Fixing our broken police force

The Home Secretary, Theresa May, is proposing Tom Winsor as HM Inspector of Constabulary – the regulator of Britain's police service. Naturally, a lot of people are alarmed at this prospect.

In the first place, nobody expects that Winsor would conduct the regulation of the police in a genteel manner. He has a reputation for speaking his mind, and uttering a few sharp words when he thinks people aren't doing their job properly. That is certainly what he did at the Office of Rail Regulation.Then of course there was his two recent reports on the police, in which he proposed a radical programme of reform, major changes in pay and conditions, and a demand that police officers shed their 'clock in, clock out' reputation with the public. He's not a man to take prisoners. It's partly down to his recommendations that 30,000 police came out on the streets to protest about their pay and pensions.

Police bosses, of course, argue that Winsor has no history or experience of policing. But maybe that is exactly what the police service needs, someone coming to it from outside who can see it from the point of view of the public, and of managerial and economic efficiency, rather than being bound up in the status quo.

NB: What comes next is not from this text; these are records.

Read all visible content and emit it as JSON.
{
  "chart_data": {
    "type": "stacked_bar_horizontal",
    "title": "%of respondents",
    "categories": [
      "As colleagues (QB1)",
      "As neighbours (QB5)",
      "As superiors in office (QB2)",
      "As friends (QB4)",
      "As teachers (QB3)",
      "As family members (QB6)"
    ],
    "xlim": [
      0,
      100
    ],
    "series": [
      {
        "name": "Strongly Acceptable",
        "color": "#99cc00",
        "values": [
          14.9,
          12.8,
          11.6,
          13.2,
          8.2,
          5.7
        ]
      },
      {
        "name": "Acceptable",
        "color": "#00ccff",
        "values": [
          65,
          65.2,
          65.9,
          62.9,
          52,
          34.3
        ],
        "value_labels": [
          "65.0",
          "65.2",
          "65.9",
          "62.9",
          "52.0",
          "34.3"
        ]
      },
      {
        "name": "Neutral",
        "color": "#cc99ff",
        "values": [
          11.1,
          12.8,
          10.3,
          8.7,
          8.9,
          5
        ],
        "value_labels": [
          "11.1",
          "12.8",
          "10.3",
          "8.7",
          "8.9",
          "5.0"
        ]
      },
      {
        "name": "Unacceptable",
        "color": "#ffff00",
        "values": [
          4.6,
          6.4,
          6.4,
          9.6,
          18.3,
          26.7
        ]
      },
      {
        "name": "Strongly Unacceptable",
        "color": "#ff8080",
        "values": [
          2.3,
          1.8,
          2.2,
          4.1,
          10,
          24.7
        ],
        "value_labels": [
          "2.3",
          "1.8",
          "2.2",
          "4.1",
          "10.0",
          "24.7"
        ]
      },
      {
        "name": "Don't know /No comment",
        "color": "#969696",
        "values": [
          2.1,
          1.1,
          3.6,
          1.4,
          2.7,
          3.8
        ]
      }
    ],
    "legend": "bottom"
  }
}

One of Winsor's criticisms of police recruiting is precisely that officers start on the beat and have to to work up to the higher ranks, steeping them in the status quo – when really we should be recruiting intellectually able managers straight into the higher, managerial ranks such as superintendent. And usually it is only a police insider, an existing chief constable, who has come up in this way who gets to regulate the whole system.

Sure, the Chief Inspector has traditionally been more than just a regulator. Part of the job has been to advise senior police officers on difficult issues such as public order and the policing of large events, policy on terrorism and suchlike. Winsor, with no past day-to-day involvement in such issues, might not be the best person to advise. But again, maybe we need a police regulator who is not poacher and gamekeeper at the same time. Perhaps the advisory job needs to be done by someone else, or through some other mechanism, so the regulator can get on with regulating.

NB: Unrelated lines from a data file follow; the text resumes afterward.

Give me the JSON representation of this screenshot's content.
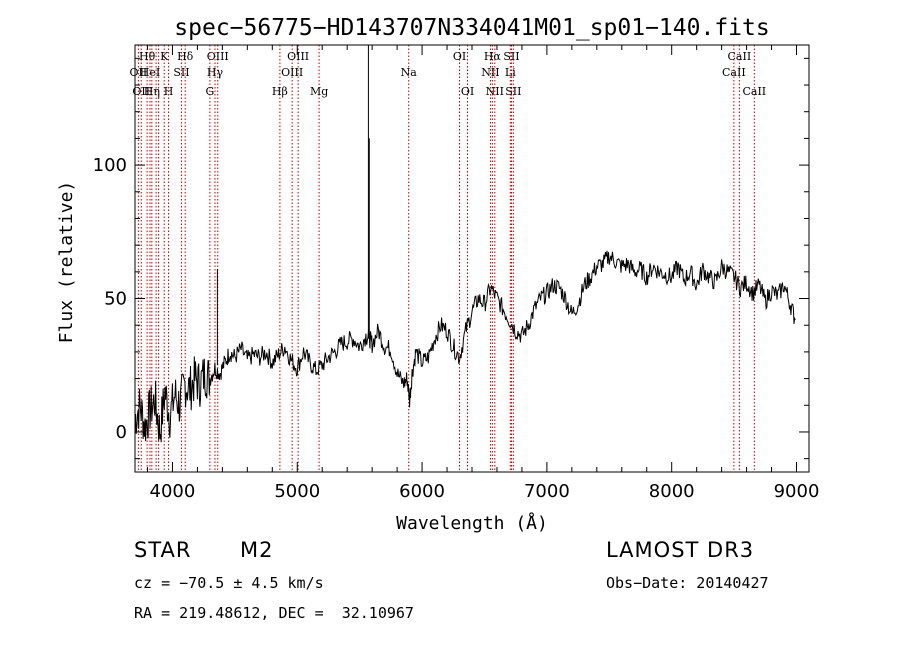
{
  "chart_data": {
    "type": "line",
    "title": "spec−56775−HD143707N334041M01_sp01−140.fits",
    "xlabel": "Wavelength (Å)",
    "ylabel": "Flux (relative)",
    "xlim": [
      3700,
      9100
    ],
    "ylim": [
      -15,
      145
    ],
    "xticks": [
      4000,
      5000,
      6000,
      7000,
      8000,
      9000
    ],
    "yticks": [
      0,
      50,
      100
    ],
    "grid": false,
    "legend": "none",
    "line_color": "#000000",
    "marker_color": "#c00000",
    "series": [
      {
        "x": [
          3700,
          3740,
          3780,
          3820,
          3860,
          3900,
          3940,
          3980,
          4020,
          4060,
          4100,
          4140,
          4180,
          4220,
          4260,
          4300,
          4340,
          4380,
          4420,
          4460,
          4500,
          4550,
          4600,
          4650,
          4700,
          4750,
          4800,
          4850,
          4900,
          4950,
          5000,
          5050,
          5100,
          5150,
          5200,
          5250,
          5300,
          5350,
          5400,
          5450,
          5500,
          5550,
          5580,
          5600,
          5650,
          5700,
          5750,
          5800,
          5850,
          5880,
          5900,
          5920,
          5950,
          6000,
          6050,
          6100,
          6150,
          6200,
          6250,
          6300,
          6350,
          6400,
          6450,
          6500,
          6550,
          6600,
          6650,
          6700,
          6750,
          6800,
          6850,
          6900,
          6950,
          7000,
          7050,
          7100,
          7150,
          7200,
          7250,
          7300,
          7350,
          7400,
          7450,
          7500,
          7550,
          7600,
          7650,
          7700,
          7750,
          7800,
          7850,
          7900,
          7950,
          8000,
          8050,
          8100,
          8150,
          8200,
          8250,
          8300,
          8350,
          8400,
          8450,
          8500,
          8550,
          8600,
          8650,
          8700,
          8750,
          8800,
          8850,
          8900,
          8950,
          8990
        ],
        "y": [
          5,
          10,
          2,
          8,
          12,
          0,
          15,
          6,
          14,
          10,
          18,
          16,
          20,
          18,
          22,
          20,
          24,
          22,
          26,
          30,
          28,
          31,
          27,
          29,
          28,
          30,
          26,
          29,
          32,
          27,
          24,
          30,
          26,
          23,
          25,
          28,
          30,
          33,
          34,
          35,
          32,
          36,
          35,
          33,
          38,
          32,
          31,
          22,
          18,
          20,
          12,
          22,
          30,
          26,
          28,
          35,
          40,
          38,
          32,
          28,
          38,
          45,
          50,
          48,
          54,
          50,
          46,
          42,
          38,
          36,
          40,
          46,
          50,
          52,
          55,
          54,
          50,
          44,
          48,
          55,
          58,
          62,
          63,
          66,
          64,
          62,
          63,
          60,
          61,
          58,
          62,
          60,
          59,
          58,
          62,
          57,
          60,
          55,
          61,
          58,
          56,
          62,
          60,
          58,
          54,
          56,
          52,
          55,
          49,
          53,
          51,
          55,
          48,
          42
        ]
      }
    ],
    "line_markers": [
      {
        "wl": 3727,
        "label": "OII",
        "row": 2
      },
      {
        "wl": 3750,
        "label": "OII",
        "row": 3
      },
      {
        "wl": 3797,
        "label": "Hθ",
        "row": 1
      },
      {
        "wl": 3820,
        "label": "HeI",
        "row": 2
      },
      {
        "wl": 3835,
        "label": "Hη",
        "row": 3
      },
      {
        "wl": 3869,
        "label": "",
        "row": 0
      },
      {
        "wl": 3889,
        "label": "",
        "row": 0
      },
      {
        "wl": 3934,
        "label": "K",
        "row": 1
      },
      {
        "wl": 3969,
        "label": "H",
        "row": 3
      },
      {
        "wl": 4072,
        "label": "SII",
        "row": 2
      },
      {
        "wl": 4102,
        "label": "Hδ",
        "row": 1
      },
      {
        "wl": 4300,
        "label": "G",
        "row": 3
      },
      {
        "wl": 4341,
        "label": "Hγ",
        "row": 2
      },
      {
        "wl": 4363,
        "label": "OIII",
        "row": 1
      },
      {
        "wl": 4861,
        "label": "Hβ",
        "row": 3
      },
      {
        "wl": 4959,
        "label": "OIII",
        "row": 2
      },
      {
        "wl": 5007,
        "label": "OIII",
        "row": 1
      },
      {
        "wl": 5175,
        "label": "Mg",
        "row": 3
      },
      {
        "wl": 5893,
        "label": "Na",
        "row": 2
      },
      {
        "wl": 6300,
        "label": "OI",
        "row": 1
      },
      {
        "wl": 6364,
        "label": "OI",
        "row": 3
      },
      {
        "wl": 6548,
        "label": "NII",
        "row": 2
      },
      {
        "wl": 6563,
        "label": "Hα",
        "row": 1
      },
      {
        "wl": 6583,
        "label": "NII",
        "row": 3
      },
      {
        "wl": 6707,
        "label": "Li",
        "row": 2
      },
      {
        "wl": 6716,
        "label": "SII",
        "row": 1
      },
      {
        "wl": 6731,
        "label": "SII",
        "row": 3
      },
      {
        "wl": 8498,
        "label": "CaII",
        "row": 2
      },
      {
        "wl": 8542,
        "label": "CaII",
        "row": 1
      },
      {
        "wl": 8662,
        "label": "CaII",
        "row": 3
      }
    ]
  },
  "info": {
    "object_class": "STAR",
    "subclass": "M2",
    "survey": "LAMOST DR3",
    "redshift": "cz = −70.5 ± 4.5 km/s",
    "obs_date": "Obs−Date: 20140427",
    "coords": "RA = 219.48612, DEC =  32.10967"
  }
}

A public monopoly which starts people on the lowest rank, and through which people are promoted on the basis of longevity and clubbability as much as on brains and skill, is an outdated concept. If ever there is an example of producer capture, the police service must be it. That is why I am so looking forward to Dr Tim Evans's talk to the ASI's Next Generation Group tonight. He goes even further than Tom Winsor, arguing that the only way to change the nationalised-industry culture in the police, and make them properly responsive to the public's demands, is to introduce competition and privatization.